Diagnosis of eosinophilic gastrointestinal diseases is based on morphological evaluation with regard to localization and density of eosinophil infiltration of the mucosa and/or deeper parts of the oesophagus, stomach, and bowel in biopsy or resection specimens. As with eosinophils in any tissue, in the majority of diseases they are probably a sequel of acute inflammation and do not indicate any specific disease. Eosinophil morphology includes intact cells with bilobated nuclei and eosinophil granules in the cytoplasm and extracellular tissue following activation/degranulation. There is no fixed number of eosinophils that can be used as a cut-off criterion to define disease. Associated histopathological features observed in eosinophilic gastrointestinal disease depend on the site of manifestation and primary disease.
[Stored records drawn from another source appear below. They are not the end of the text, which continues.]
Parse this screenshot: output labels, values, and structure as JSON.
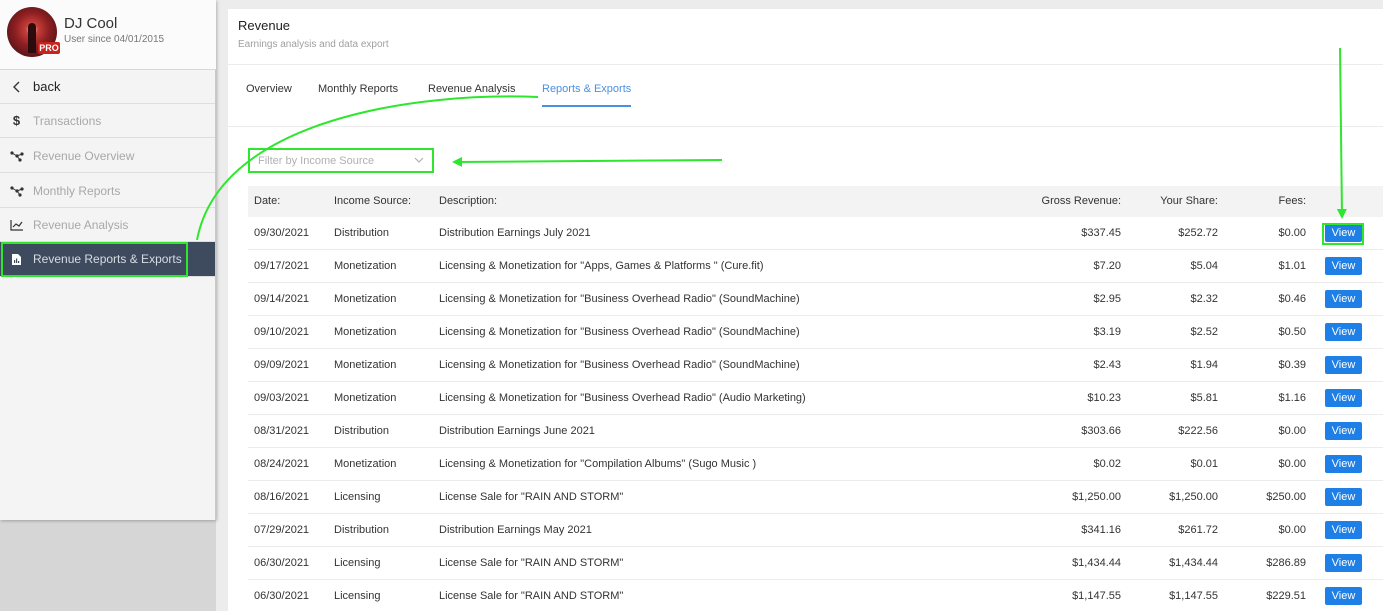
{
  "profile": {
    "name": "DJ Cool",
    "since": "User since 04/01/2015",
    "badge": "PRO"
  },
  "sidebar": {
    "items": [
      {
        "label": "back",
        "icon": "chevron-left-icon"
      },
      {
        "label": "Transactions",
        "icon": "dollar-icon"
      },
      {
        "label": "Revenue Overview",
        "icon": "network-icon"
      },
      {
        "label": "Monthly Reports",
        "icon": "network-icon"
      },
      {
        "label": "Revenue Analysis",
        "icon": "line-chart-icon"
      },
      {
        "label": "Revenue Reports & Exports",
        "icon": "document-icon"
      }
    ]
  },
  "header": {
    "title": "Revenue",
    "subtitle": "Earnings analysis and data export"
  },
  "tabs": [
    {
      "label": "Overview"
    },
    {
      "label": "Monthly Reports"
    },
    {
      "label": "Revenue Analysis"
    },
    {
      "label": "Reports & Exports",
      "active": true
    }
  ],
  "filter": {
    "placeholder": "Filter by Income Source"
  },
  "table": {
    "headers": {
      "date": "Date:",
      "source": "Income Source:",
      "description": "Description:",
      "gross": "Gross Revenue:",
      "share": "Your Share:",
      "fees": "Fees:"
    },
    "view_label": "View",
    "rows": [
      {
        "date": "09/30/2021",
        "source": "Distribution",
        "description": "Distribution Earnings July 2021",
        "gross": "$337.45",
        "share": "$252.72",
        "fees": "$0.00"
      },
      {
        "date": "09/17/2021",
        "source": "Monetization",
        "description": "Licensing & Monetization for \"Apps, Games & Platforms \" (Cure.fit)",
        "gross": "$7.20",
        "share": "$5.04",
        "fees": "$1.01"
      },
      {
        "date": "09/14/2021",
        "source": "Monetization",
        "description": "Licensing & Monetization for \"Business Overhead Radio\" (SoundMachine)",
        "gross": "$2.95",
        "share": "$2.32",
        "fees": "$0.46"
      },
      {
        "date": "09/10/2021",
        "source": "Monetization",
        "description": "Licensing & Monetization for \"Business Overhead Radio\" (SoundMachine)",
        "gross": "$3.19",
        "share": "$2.52",
        "fees": "$0.50"
      },
      {
        "date": "09/09/2021",
        "source": "Monetization",
        "description": "Licensing & Monetization for \"Business Overhead Radio\" (SoundMachine)",
        "gross": "$2.43",
        "share": "$1.94",
        "fees": "$0.39"
      },
      {
        "date": "09/03/2021",
        "source": "Monetization",
        "description": "Licensing & Monetization for \"Business Overhead Radio\" (Audio Marketing)",
        "gross": "$10.23",
        "share": "$5.81",
        "fees": "$1.16"
      },
      {
        "date": "08/31/2021",
        "source": "Distribution",
        "description": "Distribution Earnings June 2021",
        "gross": "$303.66",
        "share": "$222.56",
        "fees": "$0.00"
      },
      {
        "date": "08/24/2021",
        "source": "Monetization",
        "description": "Licensing & Monetization for \"Compilation Albums\" (Sugo Music )",
        "gross": "$0.02",
        "share": "$0.01",
        "fees": "$0.00"
      },
      {
        "date": "08/16/2021",
        "source": "Licensing",
        "description": "License Sale for \"RAIN AND STORM\"",
        "gross": "$1,250.00",
        "share": "$1,250.00",
        "fees": "$250.00"
      },
      {
        "date": "07/29/2021",
        "source": "Distribution",
        "description": "Distribution Earnings May 2021",
        "gross": "$341.16",
        "share": "$261.72",
        "fees": "$0.00"
      },
      {
        "date": "06/30/2021",
        "source": "Licensing",
        "description": "License Sale for \"RAIN AND STORM\"",
        "gross": "$1,434.44",
        "share": "$1,434.44",
        "fees": "$286.89"
      },
      {
        "date": "06/30/2021",
        "source": "Licensing",
        "description": "License Sale for \"RAIN AND STORM\"",
        "gross": "$1,147.55",
        "share": "$1,147.55",
        "fees": "$229.51"
      }
    ]
  },
  "colors": {
    "accent": "#4a90e2",
    "button": "#1e7fe6",
    "sidebar_active": "#3e4a5e",
    "annotation": "#2ee62e"
  }
}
Eosinophils are typically increased in allergy-associated colitis in adults and allergic proctocolitis in infants, eosinophilic gastroenteritis and eosinophilic oesophagitis. Their presence can also suggest a drug-induced eosinophilia or the presence of a parasitic infection. In general, eosinophils are increased in inflammatory bowel disease (IBD). They are seen in reflux oesophagitis, coeliac disease, and microscopic and infectious colitis. Eosinophils may be a feature of polyarteriitis nodosa and Churg-Strauss syndrome, and can accompany connective-tissue disease as well as malignant lymphomas and adenocarcinomas of gastrointestinal mucosa.